Nicolás era humilde y no había deseado tanto ruido, pero las autoridades, el cura, los vecinos, habían querido demostrar así al estimable obrero y a su bella esposa el amor con que los veían. La iglesia, los altares, y especialmente el altar mayor, en que iba a celebrarse el casamiento, estaban llenos de arcos y de ramilletes de flores. Todos los naranjos y limoneros de Yautepec, y se cuentan por centenares de miles, habían dado su contribución de azahares. Sin exageración podía decirse que ninguna novia en el mundo había contado jamás, en el camino de su casa a la iglesia, en ésta, y en la casita que se le había dispuesto en Atlihuayan, con un adorno en que se ostentara la flor simbólica con tal riqueza y tal profusión. Era una lluvia de nieve y de aroma que rodeaba a la pareja por todas partes. A las siete de la mañana, ésta apareció radiante en la puerta de la casa de Pilar y se dirigió a la iglesia, acompañada de sus padrinos y de una comitiva numerosa.

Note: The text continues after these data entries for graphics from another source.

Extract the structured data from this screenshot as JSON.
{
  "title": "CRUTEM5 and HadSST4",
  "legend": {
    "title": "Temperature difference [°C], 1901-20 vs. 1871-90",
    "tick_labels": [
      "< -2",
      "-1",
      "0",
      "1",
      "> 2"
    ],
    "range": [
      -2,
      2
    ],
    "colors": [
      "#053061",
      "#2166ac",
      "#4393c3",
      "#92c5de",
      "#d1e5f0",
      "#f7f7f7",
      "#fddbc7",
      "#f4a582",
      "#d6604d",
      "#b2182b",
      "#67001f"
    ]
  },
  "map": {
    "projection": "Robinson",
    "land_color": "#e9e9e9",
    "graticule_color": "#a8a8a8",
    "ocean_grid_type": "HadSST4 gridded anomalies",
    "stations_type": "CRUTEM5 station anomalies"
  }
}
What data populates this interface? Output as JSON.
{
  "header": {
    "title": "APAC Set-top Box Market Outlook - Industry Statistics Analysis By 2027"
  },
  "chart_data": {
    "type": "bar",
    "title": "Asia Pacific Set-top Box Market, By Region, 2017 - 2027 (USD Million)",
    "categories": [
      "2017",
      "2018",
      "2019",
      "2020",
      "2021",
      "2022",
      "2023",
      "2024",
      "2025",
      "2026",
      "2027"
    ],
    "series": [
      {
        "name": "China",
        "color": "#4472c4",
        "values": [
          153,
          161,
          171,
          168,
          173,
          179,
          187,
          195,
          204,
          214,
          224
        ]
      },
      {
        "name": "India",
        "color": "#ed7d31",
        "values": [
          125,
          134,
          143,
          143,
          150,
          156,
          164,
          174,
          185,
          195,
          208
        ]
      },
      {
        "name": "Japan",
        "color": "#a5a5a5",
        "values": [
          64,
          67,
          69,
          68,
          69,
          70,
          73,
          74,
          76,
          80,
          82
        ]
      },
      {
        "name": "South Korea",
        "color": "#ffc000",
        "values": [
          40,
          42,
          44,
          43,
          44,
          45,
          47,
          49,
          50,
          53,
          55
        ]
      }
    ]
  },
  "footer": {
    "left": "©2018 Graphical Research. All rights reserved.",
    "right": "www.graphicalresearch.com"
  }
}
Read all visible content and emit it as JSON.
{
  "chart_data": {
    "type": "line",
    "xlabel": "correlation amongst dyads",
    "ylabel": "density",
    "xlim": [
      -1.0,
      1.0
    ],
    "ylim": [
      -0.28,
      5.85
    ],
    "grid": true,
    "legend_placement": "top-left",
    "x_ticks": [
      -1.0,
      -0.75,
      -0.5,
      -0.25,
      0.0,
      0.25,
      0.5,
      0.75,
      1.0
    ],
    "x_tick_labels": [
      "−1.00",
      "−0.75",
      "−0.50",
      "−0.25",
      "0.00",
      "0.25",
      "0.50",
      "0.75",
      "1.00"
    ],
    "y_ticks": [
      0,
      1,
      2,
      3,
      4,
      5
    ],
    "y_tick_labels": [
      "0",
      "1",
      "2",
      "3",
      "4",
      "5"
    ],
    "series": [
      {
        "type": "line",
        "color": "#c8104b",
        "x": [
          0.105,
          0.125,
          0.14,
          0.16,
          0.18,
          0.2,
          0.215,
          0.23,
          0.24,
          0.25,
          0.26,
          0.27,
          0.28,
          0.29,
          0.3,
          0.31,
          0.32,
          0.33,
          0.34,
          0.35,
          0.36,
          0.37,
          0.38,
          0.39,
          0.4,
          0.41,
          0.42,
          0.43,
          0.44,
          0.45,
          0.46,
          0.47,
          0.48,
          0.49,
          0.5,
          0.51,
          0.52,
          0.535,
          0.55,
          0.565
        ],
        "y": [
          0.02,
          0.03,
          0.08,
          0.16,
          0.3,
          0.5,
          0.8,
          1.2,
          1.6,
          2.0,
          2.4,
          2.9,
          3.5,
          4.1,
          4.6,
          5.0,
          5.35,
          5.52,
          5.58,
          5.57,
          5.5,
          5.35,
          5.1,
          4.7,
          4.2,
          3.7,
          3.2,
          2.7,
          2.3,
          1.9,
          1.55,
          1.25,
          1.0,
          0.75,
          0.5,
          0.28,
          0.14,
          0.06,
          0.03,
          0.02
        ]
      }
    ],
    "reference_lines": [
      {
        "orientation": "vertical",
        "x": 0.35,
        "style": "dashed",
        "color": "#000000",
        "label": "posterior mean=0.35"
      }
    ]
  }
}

Ya la noche anterior se había celebrado el matrimonio civil, delante del juez recién nombrado, porque la ley de Reforma acababa de establecerse, y en Yautepec como en todos los pueblos de la República, estaba siendo una novedad. Nicolás, buen ciudadano, ante todo, se había conformado a ella con sincero acatamiento.
Pero todavía en ese tiempo, como ahora mismo, la fiesta de bodas se reservaba para el matrimonio religioso. Los novios, pues, se presentaron ante el altar.